The railway sector still needs to make progress at political, regulatory and cultural level, although the liberalisation of the past 25 years has done a lot in terms of opening up markets and technical harmonisation. This is the main message of the opinion adopted at the EESC March plenary session and drawn up by Stefan Back.
An unbiased analysis of the Single European Railway Area and its achievements is needed and the European Year of Rail 2021 could provide an excellent opportunity to take stock of developments up to now and set new objectives for the future.
In this respect, speaking at the plenary debate, Mr Back said:
Rail is in need of a change of culture and an approach that is much more centred on customers' needs, with reference to both passenger and freight transport. The European Year of Rail 2021 should be used as an opportunity to promote this behavioural change and develop smoother cooperation between operators and customers and to optimise use of the possibilities offered by digitalisation.
New measures are needed
The COVID-19 pandemic has delayed or blocked projects, and the time lost must now be recovered. State aid remains crucial to ensure essential services beyond the crisis and public service contracts can ensure accessible, affordable and inclusive passenger services for all. This is one of the most effective and efficient measures to promote railway passenger transport.
More specifically, future measures must include, on one hand, more attention to development, adaptation and efficient implementation of social legislation, and, on the other, must seek to achieve the increased market share provided for in the Commission Sustainable and Smart Mobility Strategy and improve environmental and social sustainability.
According to the EESC, measures are also needed to facilitate cross-border operations by reducing the need for border checks and eliminating administrative problems and delays at border crossings.
In addition, traffic planning priorities, capacity planning and information need to be improved to enable greater flexibility and optimised capacity planning, with regard to rail infrastructure but also, for instance, terminals to optimise multimodal flows.
Investments in infrastructure, digitalisation and modernisation
The Committee also points out the need for investments in infrastructure, digitalisation and updating of rolling stock, for example through deployment of common European Rail Traffic Management System (ERTMS) and automated couplings, as well as investments in just transition and skills development, so as to improve smooth traffic flows and optimise resource utilisation and ensure employment.
As far as rail freight traffic is concerned, the EESC recommends a number of specific measures: cooperation among companies and transport modes to better achieve environmental, social sustainability and efficiency, relaunch a European single wagon load system, link up strategic infrastructure (such as ports) to rail solutions, investments in industrial sidings, involvement of large logistics companies in a modal reorientation of their flows, and ensure environmentally and socially exemplary performance of all transport modes.
Current state of play – the Single European Railway Area
This EESC opinion has been put together by the Committee at the request of the Portuguese Presidency of the European Union, in order to draw lessons from almost three decades of attempts to liberalise the rail sector in EU countries and the United Kingdom and in particular to evaluate the benefits and weaknesses stemming from the unbundling of the railway system.

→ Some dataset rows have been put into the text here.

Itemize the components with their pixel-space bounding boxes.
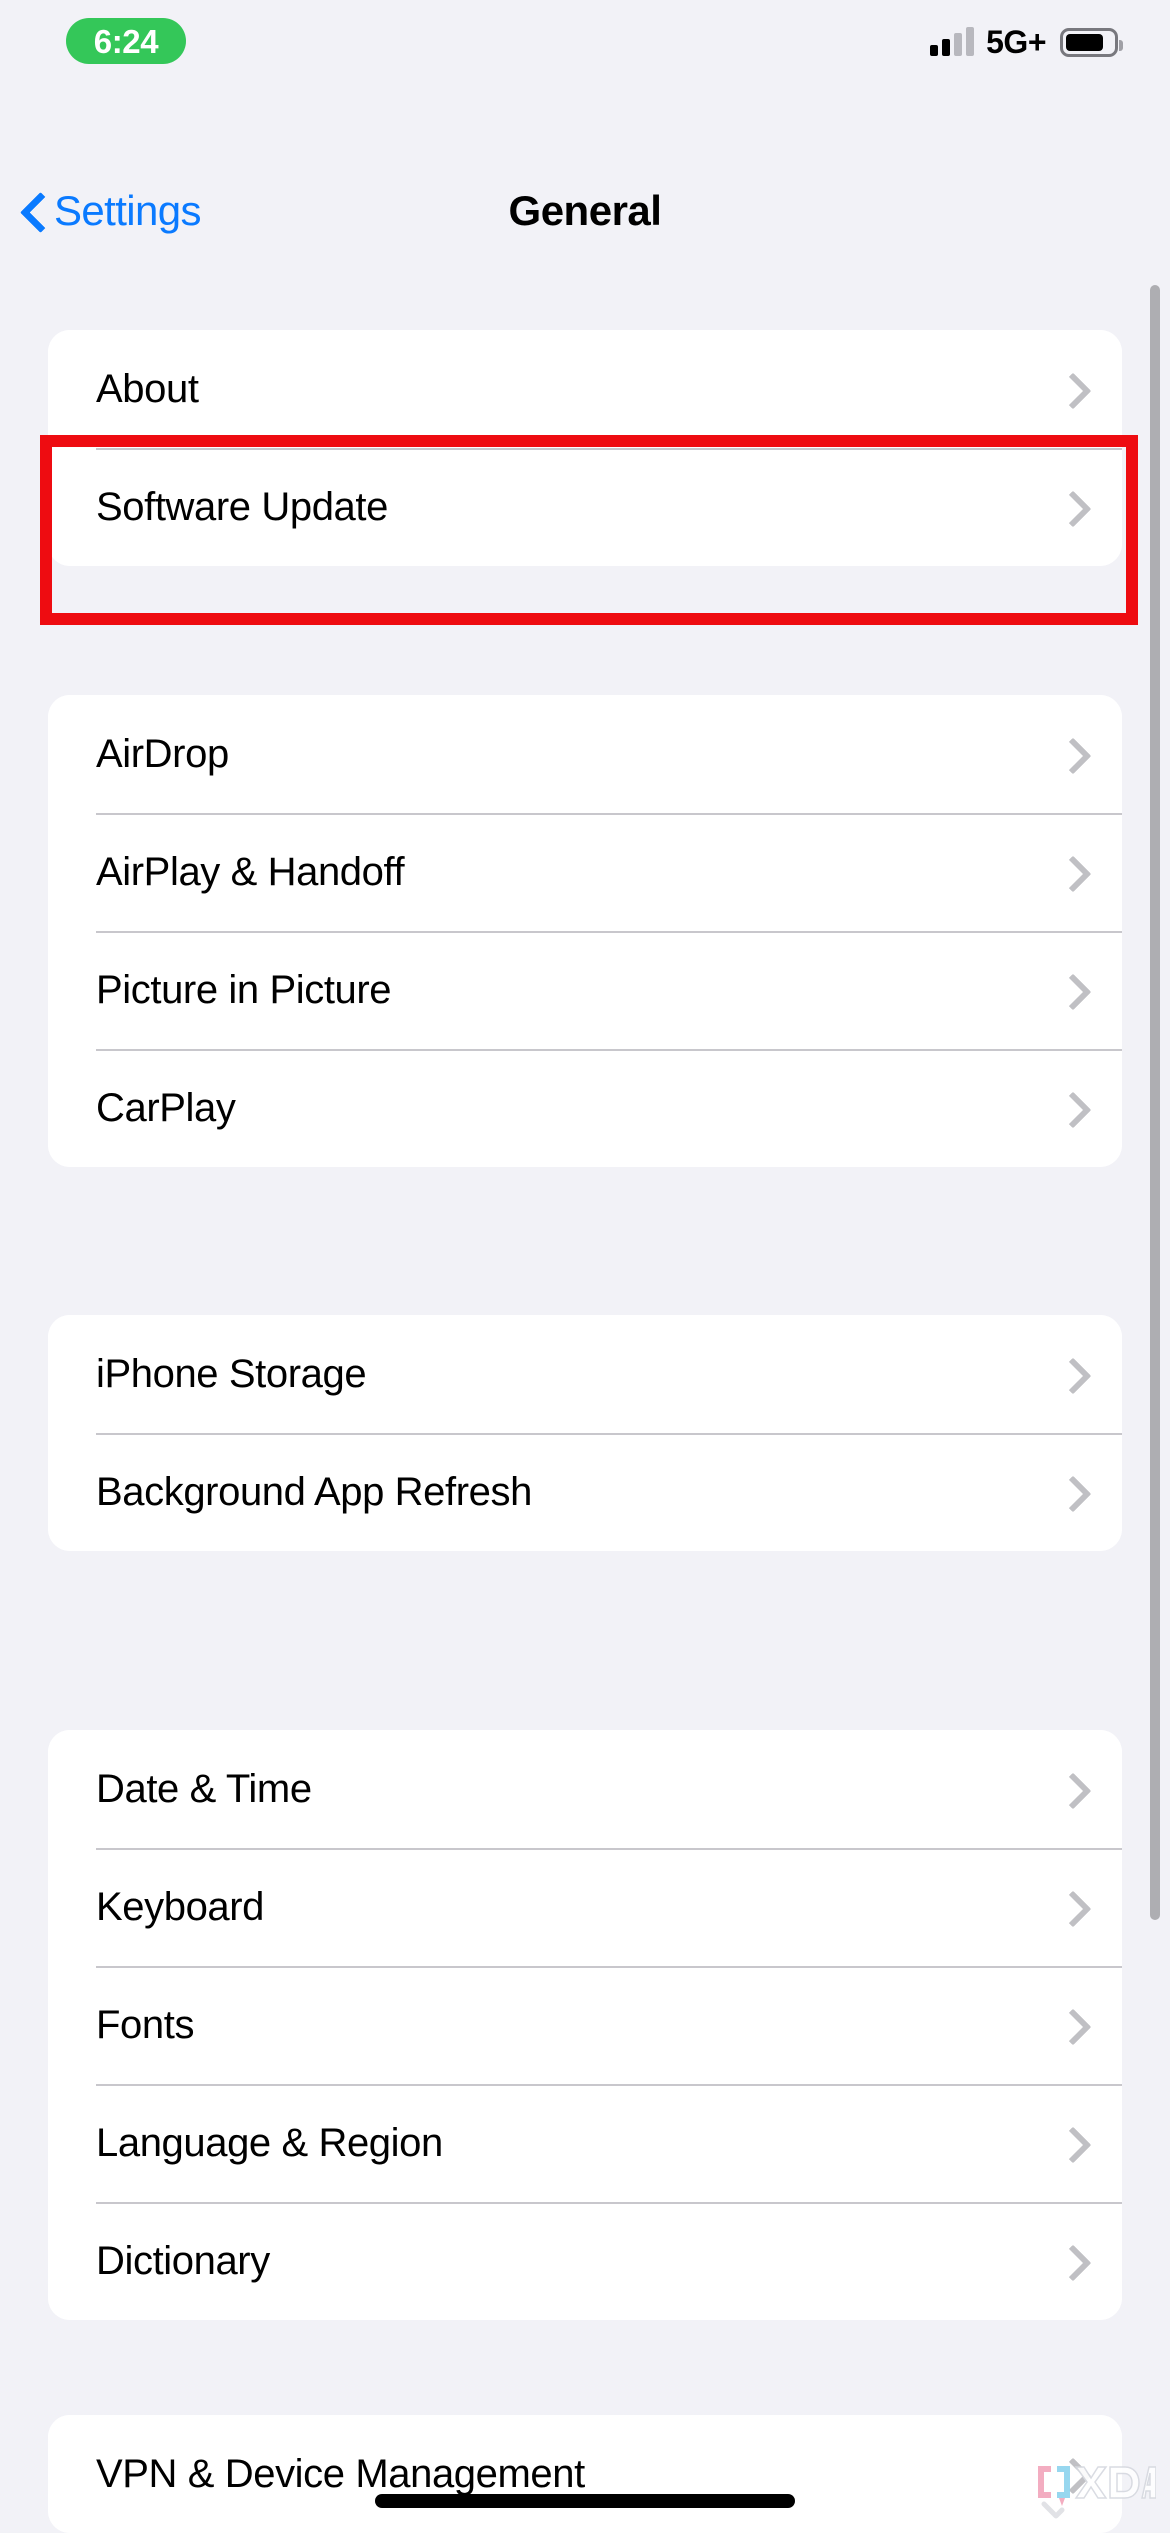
settings-row[interactable]: CarPlay <box>48 1049 1122 1167</box>
settings-row-label: AirPlay & Handoff <box>96 850 405 894</box>
settings-row[interactable]: Language & Region <box>48 2084 1122 2202</box>
chevron-left-icon <box>20 189 46 233</box>
chevron-right-icon <box>1060 2006 1082 2044</box>
settings-row-label: Picture in Picture <box>96 968 392 1012</box>
row-divider <box>96 813 1122 815</box>
chevron-right-icon <box>1060 488 1082 526</box>
status-indicators: 5G+ <box>930 20 1123 64</box>
chevron-right-icon <box>1060 853 1082 891</box>
settings-group: Date & Time Keyboard Fonts Language & Regio… <box>48 1730 1122 2320</box>
settings-row[interactable]: Date & Time <box>48 1730 1122 1848</box>
settings-group: VPN & Device Management <box>48 2415 1122 2533</box>
status-time: 6:24 <box>93 22 159 60</box>
row-divider <box>96 1966 1122 1968</box>
settings-row-label: Software Update <box>96 485 388 529</box>
row-divider <box>96 2084 1122 2086</box>
settings-row-label: About <box>96 367 199 411</box>
settings-row-label: Fonts <box>96 2003 195 2047</box>
settings-row[interactable]: AirPlay & Handoff <box>48 813 1122 931</box>
chevron-right-icon <box>1060 2124 1082 2162</box>
back-button-label: Settings <box>54 187 202 234</box>
settings-row-label: CarPlay <box>96 1086 236 1130</box>
row-divider <box>96 931 1122 933</box>
settings-group: AirDrop AirPlay & Handoff Picture in Pictu… <box>48 695 1122 1167</box>
xda-watermark <box>1038 2466 1156 2519</box>
chevron-right-icon <box>1060 1089 1082 1127</box>
settings-row[interactable]: Keyboard <box>48 1848 1122 1966</box>
scrollbar[interactable] <box>1150 285 1160 1920</box>
settings-row-label: Dictionary <box>96 2239 270 2283</box>
settings-row-label: iPhone Storage <box>96 1352 367 1396</box>
row-divider <box>96 1848 1122 1850</box>
settings-row[interactable]: VPN & Device Management <box>48 2415 1122 2533</box>
settings-row[interactable]: Dictionary <box>48 2202 1122 2320</box>
back-button[interactable]: Settings <box>20 175 202 247</box>
settings-row[interactable]: Background App Refresh <box>48 1433 1122 1551</box>
settings-row-label: Background App Refresh <box>96 1470 532 1514</box>
row-divider <box>96 448 1122 450</box>
settings-row[interactable]: AirDrop <box>48 695 1122 813</box>
chevron-right-icon <box>1060 370 1082 408</box>
row-divider <box>96 2202 1122 2204</box>
chevron-right-icon <box>1060 971 1082 1009</box>
chevron-right-icon <box>1060 1770 1082 1808</box>
settings-row-label: AirDrop <box>96 732 229 776</box>
chevron-right-icon <box>1060 1888 1082 1926</box>
row-divider <box>96 1049 1122 1051</box>
settings-row[interactable]: About <box>48 330 1122 448</box>
settings-row-label: VPN & Device Management <box>96 2452 585 2496</box>
chevron-right-icon <box>1060 2242 1082 2280</box>
settings-row-label: Keyboard <box>96 1885 265 1929</box>
settings-row-label: Language & Region <box>96 2121 443 2165</box>
cellular-signal-icon <box>930 27 975 56</box>
settings-group: iPhone Storage Background App Refresh <box>48 1315 1122 1551</box>
home-indicator <box>375 2494 795 2508</box>
chevron-right-icon <box>1060 735 1082 773</box>
network-type-label: 5G+ <box>986 24 1046 60</box>
chevron-right-icon <box>1060 1473 1082 1511</box>
settings-list: About Software Update AirDrop AirPlay & Ha… <box>0 330 1170 2533</box>
settings-row-label: Date & Time <box>96 1767 312 1811</box>
battery-icon <box>1060 27 1123 57</box>
settings-row[interactable]: Software Update <box>48 448 1122 566</box>
settings-group: About Software Update <box>48 330 1122 566</box>
settings-row[interactable]: Picture in Picture <box>48 931 1122 1049</box>
settings-row[interactable]: Fonts <box>48 1966 1122 2084</box>
status-bar: 6:24 5G+ <box>0 0 1170 100</box>
status-time-pill[interactable]: 6:24 <box>66 18 186 64</box>
navigation-bar: General Settings <box>0 175 1170 265</box>
chevron-right-icon <box>1060 1355 1082 1393</box>
row-divider <box>96 1433 1122 1435</box>
settings-row[interactable]: iPhone Storage <box>48 1315 1122 1433</box>
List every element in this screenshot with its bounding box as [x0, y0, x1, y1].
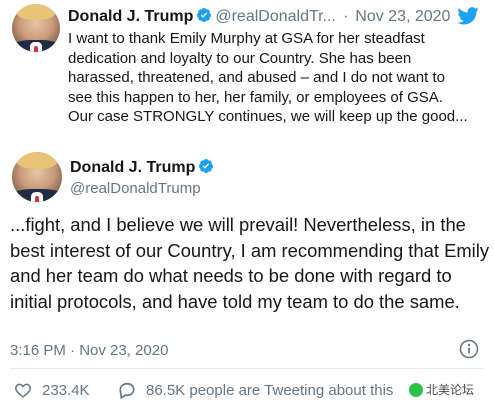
watermark-logo-icon [409, 383, 423, 397]
avatar-tie [35, 196, 39, 202]
avatar-hair [14, 4, 58, 21]
watermark-text: 北美论坛 [426, 383, 475, 397]
avatar-hair [15, 152, 59, 169]
avatar[interactable] [12, 152, 62, 202]
twitter-bird-icon [457, 7, 479, 25]
tweet2-text: ...fight, and I believe we will prevail!… [10, 214, 490, 312]
tweet2-author-name[interactable]: Donald J. Trump [70, 159, 195, 176]
tweet2-author-row: Donald J. Trump [70, 158, 217, 177]
verified-badge-icon [199, 159, 214, 173]
like-count: 233.4K [42, 382, 90, 399]
tweet2-timestamp[interactable]: 3:16 PM · Nov 23, 2020 [10, 342, 168, 359]
heart-icon[interactable] [14, 381, 32, 399]
avatar[interactable] [12, 4, 60, 52]
tweet1-author-name[interactable]: Donald J. Trump [68, 8, 193, 25]
tweet1-handle[interactable]: @realDonaldTr... [215, 8, 336, 25]
speech-bubble-icon[interactable] [117, 380, 137, 400]
info-icon[interactable] [459, 339, 479, 359]
tweeting-about-link[interactable]: 86.5K people are Tweeting about this [146, 382, 393, 399]
tweet1-header: Donald J. Trump @realDonaldTr... · Nov 23, … [68, 7, 450, 26]
tweet1-text: I want to thank Emily Murphy at GSA for … [68, 30, 468, 126]
separator-dot: · [342, 8, 349, 25]
divider [10, 368, 484, 369]
tweet2-handle[interactable]: @realDonaldTrump [70, 180, 201, 197]
verified-badge-icon [197, 8, 212, 22]
avatar-tie [34, 46, 38, 52]
tweet1-date[interactable]: Nov 23, 2020 [355, 8, 450, 25]
watermark: 北美论坛 [407, 380, 477, 399]
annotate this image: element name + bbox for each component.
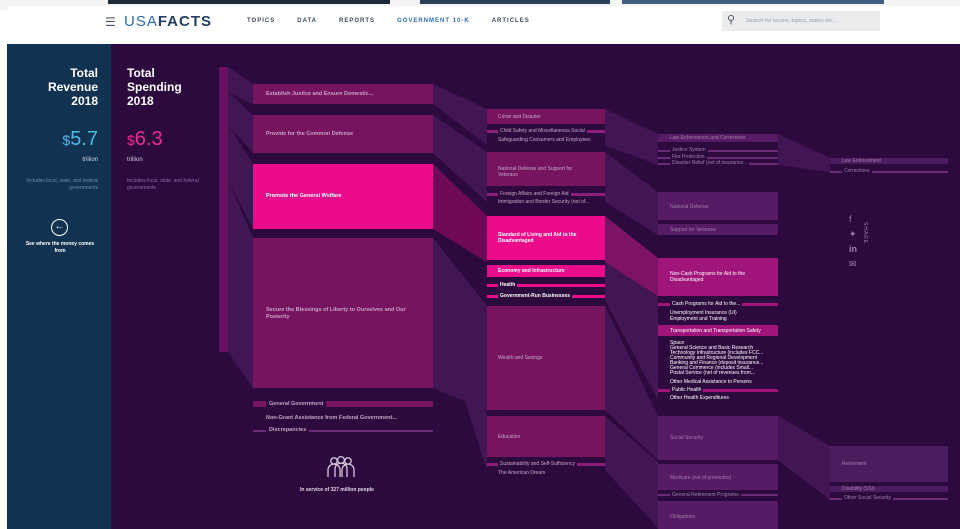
category-label: Safeguarding Consumers and Employees [498, 137, 591, 143]
subcategory-label: Other Medical Assistance to Persons [670, 379, 752, 385]
level4-label: Law Enforcement [842, 158, 881, 164]
subcategory-label: Obligations [670, 514, 696, 520]
category-label: Foreign Affairs and Foreign Aid [498, 191, 571, 197]
flow-ribbon [778, 416, 830, 500]
email-icon[interactable]: ✉ [849, 257, 857, 272]
subcategory-label: Medicare (net of premiums) [670, 475, 732, 481]
population-label: In service of 327 million people [300, 487, 374, 493]
mission-label: Secure the Blessings of Liberty to Ourse… [266, 307, 406, 320]
subcategory-label: Employment and Training [670, 316, 727, 322]
category-label: Standard of Living and Aid to the Disadv… [498, 232, 577, 244]
flow-ribbon [605, 109, 658, 165]
category-label: Government-Run Businesses [498, 293, 573, 299]
category-label: National Defense and Support for Veteran… [498, 166, 573, 178]
mission-label: Discrepancies [266, 427, 310, 433]
subcategory-label: Postal Service (net of revenues from... [670, 370, 756, 376]
linkedin-icon[interactable]: in [849, 242, 857, 257]
level4-label: Disability (SSI) [842, 486, 875, 492]
spending-pillar [219, 67, 228, 352]
level4-label: Other Social Security [842, 495, 893, 501]
mission-label: Provide for the Common Defense [266, 131, 354, 137]
subcategory-label: Public Health [670, 387, 704, 393]
mission-label: Establish Justice and Ensure Domestic... [266, 91, 374, 97]
people-icon [325, 455, 357, 484]
category-label: Sustainability and Self-Sufficiency [498, 461, 577, 467]
subcategory-label: Justice System [670, 147, 708, 153]
share-label: SHARE [862, 222, 868, 245]
facebook-icon[interactable]: f [849, 212, 857, 227]
flow-ribbon [778, 134, 830, 172]
subcategory-label: Law Enforcement and Corrections [670, 135, 746, 141]
category-label: The American Dream [498, 470, 546, 476]
subcategory-label: Cash Programs for Aid to the... [670, 301, 743, 307]
category-label: Immigration and Border Security (net of.… [498, 199, 590, 205]
twitter-icon[interactable]: ✦ [849, 227, 857, 242]
category-label: Wealth and Savings [498, 355, 543, 361]
subcategory-label: Non-Cash Programs for Aid to the Disadva… [670, 271, 746, 283]
subcategory-label: Transportation and Transportation Safety [670, 328, 761, 334]
category-label: Health [498, 282, 518, 288]
category-label: Child Safety and Miscellaneous Social [498, 128, 587, 134]
social-share: f ✦ in ✉ [849, 212, 857, 272]
people-icon-graphic [327, 455, 355, 477]
subcategory-label: National Defense [670, 204, 709, 210]
mission-label: Promote the General Welfare [266, 193, 342, 199]
subcategory-label: General Retirement Programs [670, 492, 741, 498]
subcategory-label: Social Security [670, 435, 704, 441]
mission-label: General Government [266, 401, 327, 407]
category-label: Crime and Disaster [498, 114, 541, 120]
flow-ribbons [228, 67, 830, 528]
subcategory-label: Support for Veterans [670, 227, 716, 233]
mission-label: Non-Grant Assistance from Federal Govern… [266, 415, 397, 421]
category-label: Education [498, 434, 521, 440]
subcategory-label: Other Health Expenditures [670, 395, 729, 401]
level4-label: Retirement [842, 461, 867, 467]
subcategory-label: Disaster Relief (net of insurance... [670, 160, 750, 166]
level4-label: Corrections [842, 168, 872, 174]
category-label: Economy and Infrastructure [498, 268, 565, 274]
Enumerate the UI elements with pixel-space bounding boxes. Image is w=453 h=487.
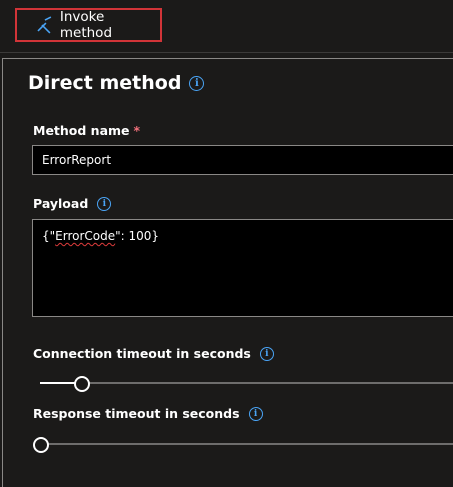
payload-textarea[interactable]: {"ErrorCode": 100}: [32, 219, 453, 317]
page-title-text: Direct method: [28, 72, 182, 94]
payload-info-icon[interactable]: i: [97, 196, 112, 211]
page-title: Direct method i: [28, 72, 205, 94]
required-marker: *: [133, 123, 141, 138]
connection-timeout-label-text: Connection timeout in seconds: [33, 346, 251, 361]
response-slider-track[interactable]: [40, 443, 453, 445]
payload-label: Payload i: [33, 196, 112, 211]
method-name-label-text: Method name: [33, 123, 130, 138]
connection-timeout-label: Connection timeout in seconds i: [33, 346, 274, 361]
invoke-method-label: Invoke method: [59, 9, 113, 41]
payload-label-text: Payload: [33, 196, 89, 211]
connection-slider-track[interactable]: [40, 382, 453, 384]
payload-value-misspelled: ErrorCode: [55, 229, 116, 243]
payload-value-prefix: {": [42, 229, 56, 243]
invoke-method-button[interactable]: Invoke method: [15, 8, 162, 42]
method-name-label: Method name *: [33, 123, 140, 138]
payload-value-suffix: ": 100}: [115, 229, 160, 243]
response-slider-thumb[interactable]: [33, 437, 49, 453]
invoke-method-icon: [37, 16, 52, 34]
command-bar: Invoke method: [0, 0, 453, 52]
method-name-input[interactable]: ErrorReport: [32, 145, 453, 175]
method-name-value: ErrorReport: [42, 153, 112, 167]
toolbar-divider: [0, 52, 453, 53]
response-timeout-info-icon[interactable]: i: [248, 406, 263, 421]
title-info-icon[interactable]: i: [189, 75, 205, 91]
connection-timeout-info-icon[interactable]: i: [259, 346, 274, 361]
response-timeout-label: Response timeout in seconds i: [33, 406, 263, 421]
response-timeout-label-text: Response timeout in seconds: [33, 406, 240, 421]
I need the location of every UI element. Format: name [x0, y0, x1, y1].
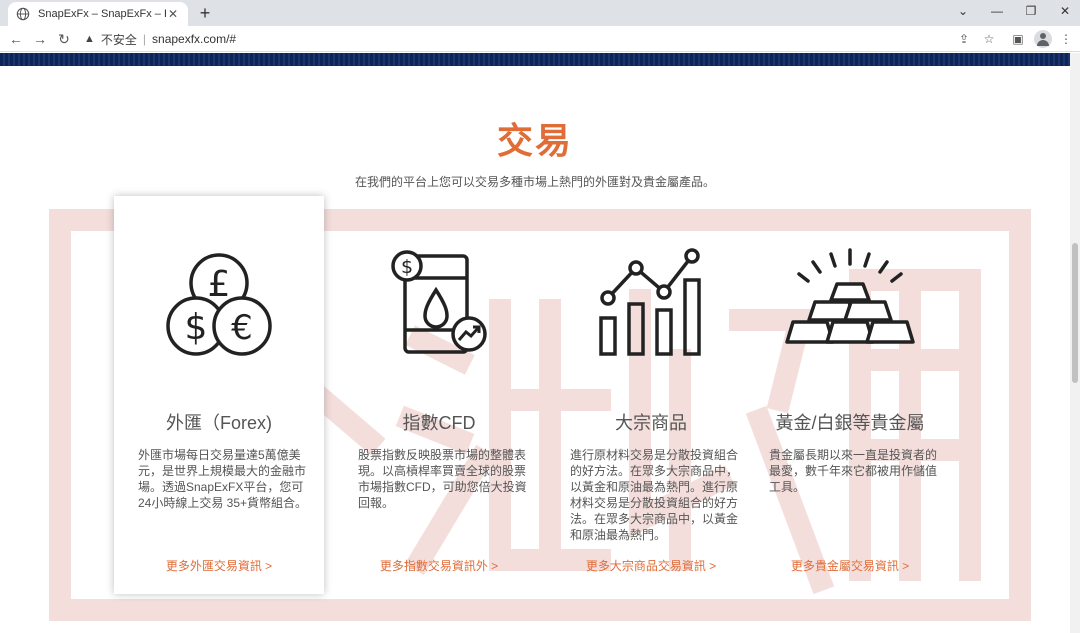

The Single European Railway Area was outlined in the 1996 White Paper "A Strategy for revitalising the Community's railways" and has been implemented through four legislative packages approved in 2001, 2004, 2007 and 2016.
These measures have opened up national and international passenger and freight transport markets as well as technical harmonisation with particular reference to infrastructure and rolling stock requirements, including on the common ERTMS, to be used primarily on the TEN-T network.
In December 2020, the European Commission presented the Sustainable and Smart Mobility Strategy, containing a plan to make EU transport green, smart, resilient and affordable.